Consumer Debt

Credit Counseling vs. Debt Settlement – Which One is Right for You?

When you’re facing monumental debt, finding a workable solution is of paramount importance. Understanding your options can help, but sometimes that’s easier said than done. Two popular options – consumer credit counseling vs. debt settlement services – offer some similar features but are different enough that they should be considered for different reasons. Here’s what you need to know about the similarities and differences of these debt relief options – and more information to help you determine which one might be best for you.

Consumer Credit Counseling

Most credit counseling agencies are non-profit organizations. They provide counseling and advice, rather than doing any debt reduction for you. They are best for people who want to clear their debt and their names and genuinely want to repay what they owe but are having a hard time doing so. Through planning and restructuring – including lengthening your repayment schedule, reducing interest rates and other streamlining of costs – these agencies can help make monthly bills more manageable for those struggling with debt. Think of credit counseling more as reorganizing the amount that you owe, rather than taking anything away from that amount.

As your credit counselor works with you, they will also work with the creditors and debt collection agencies that are pursuing you for collections or repayment. While you are working on the plan put in place for you with the help of your credit counselor, you will typically not be asked to pay late fees, interest, or other penalties. Rather, you will be responsible only for your lower, negotiated monthly repayment costs.

Debt Settlement

Debt settlement is exactly what it sounds like. It is a service – typically offered by for-profit organizations – to help consumers get rid of a chunk of their existing debt. While negotiation is part of this debt relief strategy, the other major component is lump sum repayment. For most consumers, this involves saving person funds in a separate account designated for lump sum repayment. While consumers do still have access to and control over these funds during saving, they also must plan to set these funds aside. Some debt settlement companies offer to do the paying upfront for you, but then you may be stuck with hefty fees attached to your repayment.

It’s important to know that debt settlement companies that promise great results but demand upfront payment for their services can pose a danger to debt-ridden clients. If a company does this to you, consult with a legal professional or simply take your business elsewhere. Paying for help is one thing – paying only to receive substandard service or no help at all is quite another. Because of less-than-reputable companies doing exactly that in the past, the Federal Trade Commission has introduced regulations requiring several obligations be met by your provider before any money can be requested for payment.

These qualifiers include:

  • Something must have been a success, whether it was debt reduction, negotiation, settlement, or some other solution. Positive, demonstrable results must be present.
  • An agreement should have been established between the client in debt and the collection agencies or creditors that they owe the repayment to.
  • At least one payment must have been made before the debt settlement is considered finished. Once your plan has been created and an agreement has been reached, the first payment to your creditors or debt collection agencies must have been made before you can be asked to submit payment for your settlement professional’s fees.
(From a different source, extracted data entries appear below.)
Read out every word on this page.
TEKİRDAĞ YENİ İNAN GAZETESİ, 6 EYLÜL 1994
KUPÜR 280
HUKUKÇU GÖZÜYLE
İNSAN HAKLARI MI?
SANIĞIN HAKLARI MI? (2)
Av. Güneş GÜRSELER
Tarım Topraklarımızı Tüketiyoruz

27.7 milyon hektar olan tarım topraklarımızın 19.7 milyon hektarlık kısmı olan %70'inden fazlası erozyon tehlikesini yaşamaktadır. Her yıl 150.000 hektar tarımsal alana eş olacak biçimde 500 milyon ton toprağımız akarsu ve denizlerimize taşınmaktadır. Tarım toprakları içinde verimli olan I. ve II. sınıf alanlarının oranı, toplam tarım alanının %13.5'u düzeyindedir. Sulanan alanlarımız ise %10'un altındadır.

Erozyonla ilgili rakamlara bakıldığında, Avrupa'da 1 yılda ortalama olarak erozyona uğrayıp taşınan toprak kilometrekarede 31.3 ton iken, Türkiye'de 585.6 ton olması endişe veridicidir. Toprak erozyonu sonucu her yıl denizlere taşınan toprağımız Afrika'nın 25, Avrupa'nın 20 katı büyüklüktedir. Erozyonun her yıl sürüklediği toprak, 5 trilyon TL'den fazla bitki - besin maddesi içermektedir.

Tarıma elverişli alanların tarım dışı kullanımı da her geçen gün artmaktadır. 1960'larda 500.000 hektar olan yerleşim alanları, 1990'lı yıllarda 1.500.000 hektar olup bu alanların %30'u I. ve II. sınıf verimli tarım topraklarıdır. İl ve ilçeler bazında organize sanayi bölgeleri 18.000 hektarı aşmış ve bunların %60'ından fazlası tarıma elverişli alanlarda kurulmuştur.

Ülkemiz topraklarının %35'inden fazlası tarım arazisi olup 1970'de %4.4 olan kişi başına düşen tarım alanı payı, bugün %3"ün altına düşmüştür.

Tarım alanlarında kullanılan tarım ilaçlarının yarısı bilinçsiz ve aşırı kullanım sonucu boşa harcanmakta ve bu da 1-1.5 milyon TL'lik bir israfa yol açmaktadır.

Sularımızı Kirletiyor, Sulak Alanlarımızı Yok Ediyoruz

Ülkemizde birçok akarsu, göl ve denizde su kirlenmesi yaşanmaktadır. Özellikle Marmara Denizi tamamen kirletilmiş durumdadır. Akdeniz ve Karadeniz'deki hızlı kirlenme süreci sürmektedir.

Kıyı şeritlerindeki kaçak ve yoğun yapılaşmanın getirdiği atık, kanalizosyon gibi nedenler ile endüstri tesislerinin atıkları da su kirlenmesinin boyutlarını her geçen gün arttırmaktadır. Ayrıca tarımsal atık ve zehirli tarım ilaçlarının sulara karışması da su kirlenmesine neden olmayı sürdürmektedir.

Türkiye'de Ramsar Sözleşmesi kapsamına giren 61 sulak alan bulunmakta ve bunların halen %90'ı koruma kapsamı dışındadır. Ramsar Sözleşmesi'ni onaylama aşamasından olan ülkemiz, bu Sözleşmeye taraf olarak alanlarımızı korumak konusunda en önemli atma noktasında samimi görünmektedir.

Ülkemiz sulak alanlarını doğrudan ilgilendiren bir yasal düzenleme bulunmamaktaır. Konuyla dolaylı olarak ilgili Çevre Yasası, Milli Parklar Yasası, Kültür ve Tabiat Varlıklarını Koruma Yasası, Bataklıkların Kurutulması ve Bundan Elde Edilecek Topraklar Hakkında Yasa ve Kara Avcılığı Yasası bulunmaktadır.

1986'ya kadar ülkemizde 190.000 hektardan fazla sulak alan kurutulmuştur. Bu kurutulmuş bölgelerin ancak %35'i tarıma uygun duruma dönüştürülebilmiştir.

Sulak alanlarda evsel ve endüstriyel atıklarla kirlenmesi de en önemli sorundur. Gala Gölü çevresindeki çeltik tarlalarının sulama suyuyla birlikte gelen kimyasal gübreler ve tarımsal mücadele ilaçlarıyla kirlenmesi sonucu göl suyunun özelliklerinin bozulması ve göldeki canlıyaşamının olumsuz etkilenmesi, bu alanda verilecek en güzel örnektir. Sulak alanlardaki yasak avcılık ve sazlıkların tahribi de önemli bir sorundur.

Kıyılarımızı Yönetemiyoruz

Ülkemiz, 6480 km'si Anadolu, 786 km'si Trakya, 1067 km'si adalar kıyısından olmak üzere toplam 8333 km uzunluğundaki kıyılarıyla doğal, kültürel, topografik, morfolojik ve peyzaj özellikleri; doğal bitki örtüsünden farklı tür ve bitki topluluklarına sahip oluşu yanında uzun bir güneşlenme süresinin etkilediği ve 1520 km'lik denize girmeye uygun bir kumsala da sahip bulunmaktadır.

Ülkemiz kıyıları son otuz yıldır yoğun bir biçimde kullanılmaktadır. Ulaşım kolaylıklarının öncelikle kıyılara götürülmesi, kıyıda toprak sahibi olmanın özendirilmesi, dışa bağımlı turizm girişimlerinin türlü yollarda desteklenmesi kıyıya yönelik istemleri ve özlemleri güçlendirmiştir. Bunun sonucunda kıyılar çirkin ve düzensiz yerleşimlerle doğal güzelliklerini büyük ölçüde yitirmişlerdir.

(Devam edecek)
It’s also important for consumers to be aware that many creditors do not negotiate with these companies. This means that no matter how hard your debt settlement professional works on your behalf, there may be little or nothing that they can do to eliminate or lessen your debt.


Credit Counseling vs. Debt Settlement – Direct Comparison


Now that you know a little more about each of these types of debt relief, let’s look at credit counseling vs. debt settlement directly. This point-by-point breakdown may help you bring the right choice into clearer focus.

  • Consumer credit counseling providers are usually part of a non-profit organization. Debt settlement providers generally charge for their services, although they typically do not do so until after services are successfully rendered.
  • Credit counselors offer advice on money management and help you create a plan of action for paying down your debt in a way that works for you. Debt settlement organizations typically offer an arrangement with creditors and debt collectors on your behalf.
  • While debt settlement companies typically advise consumers to cease repayment of their debts while an agreement for debt relief is in the works with creditors and collection agencies, credit counselors do not. Credit counselors will advise clients to continue their repayment as normal until creditors can be reached for negotiation for lower, slower, or otherwise more manageable payments.
  • Debt settlement companies may pay your debts down in a large lump sum, with you then becoming responsible for monthly repayment to the debt relief company – or which you are completely responsible for saving for in the first place. Credit counselors do not do this – in fact, they may not even negotiate any kind of debt forgiveness at all – but rather help you to talk to your creditors about lowering your monthly payments to a lower, more manageable rate.
  • While the repayment plans made with the help of credit counselors don’t generally have any impact on your taxes, debt relief may be taxable.

After careful consideration, the most important thing to remember is this: when it comes to credit counseling vs. debt settlement, neither can rid you entirely of the debt you have. If you do not make enough money or have enough assets to repay your debt – even once payments are negotiated down or overall debt is reduced – your best bet may be an entirely different avenue. Options such as bankruptcy may be in order if these descriptors sound like your situation. Regardless of what you choose, the best decision you can make is to move forward with thought and care – and consult financial legal professional, if you feel unsure. After all, this is your financial future you’re dealing with. Don’t leave it to chance.